Accelerating the new division of the world that seemed to be taking shape over the past few years, the war in Ukraine has, therefore, had a significant impact on Japanese policy, which has sided with the West and assumed its opposition to Russia, despite the risks. Although Russia seems to be suffering less from Japanese sanctions than Japan is, Moscow will have to deal with Japan’s massive rearmament and the strengthening of its alliance with the United States in the medium and long term. However, suppose Japan, because of its pacifist constitution, had never constituted a threat to Russia since the end of the Cold War. In that case, a rupture could make the latter fear a potential conflict on two fronts, a Russian strategic haunting since the 19th century.


(1) “Russia detains Japanese consul on spying charge; Tokyo hints at retaliation,” Reuters, 27 September 2022.

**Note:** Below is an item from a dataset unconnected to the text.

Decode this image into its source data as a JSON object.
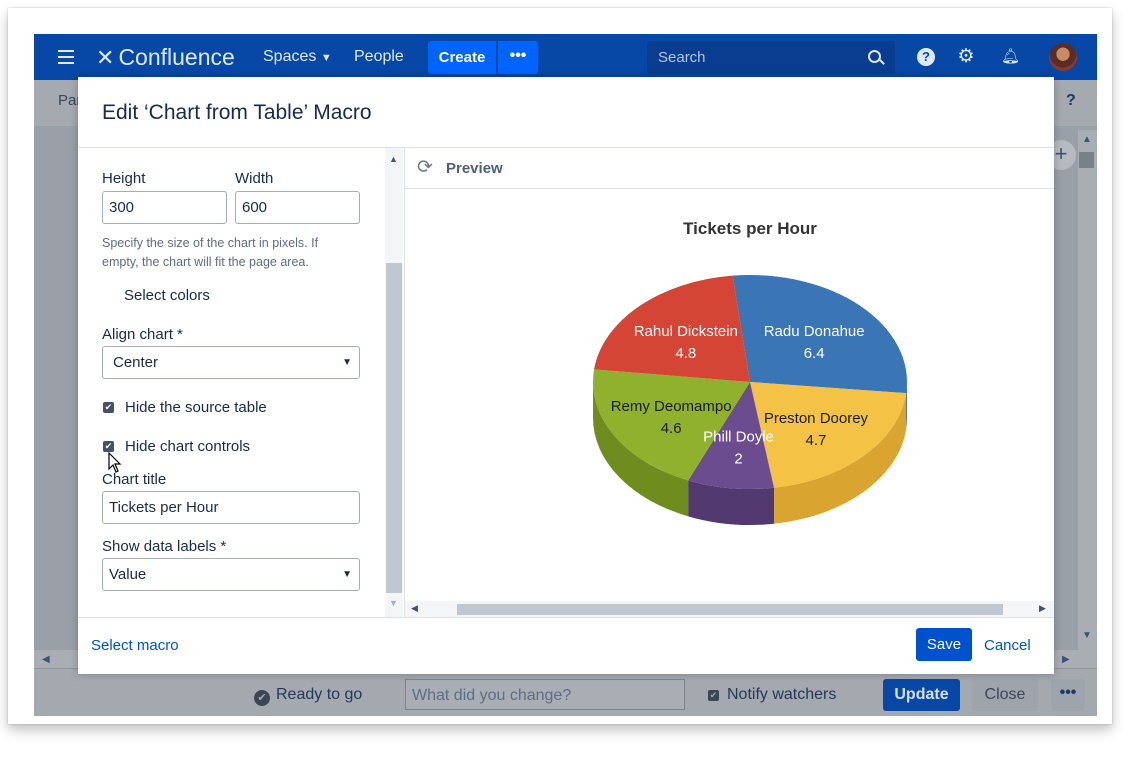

(2) “Japan demands apology from Russia after diplomat allegedly blindfolded and interrogated,” CNN, 27 September 2022.

(3) “Kishida condemns Russia’s invasion of Ukraine, vows to cooperate on further sanctions,” The Japan Times, 24 February 2022.

(4) “Russia’s ambassador to Japan blames crumbling relationship on Japan,” Fox News, 11 November 2023.

(5) “In signal to China, Japan, and the U.S. say Ukraine impact ‘will not stop in Europe,’” The Japan Times, 26 February 2022.

(6)  “Défense : Londres et Tokyo signent mercredi un ‘accord d’accès réciproque’”, Le Figaro, 11 January 2023.


Thumbnail: Press conference by Japanese Prime Minister Fumio Kishida after a telephone conversation with Ukrainian President Volodymyr Zelensky, 30 September 2022 (Photo: Prime Minister’s Office of Japan).


* Charles Bourquin is a Master’s student in International Relations at INALCO and holds a Master’s degree in the history of international relations.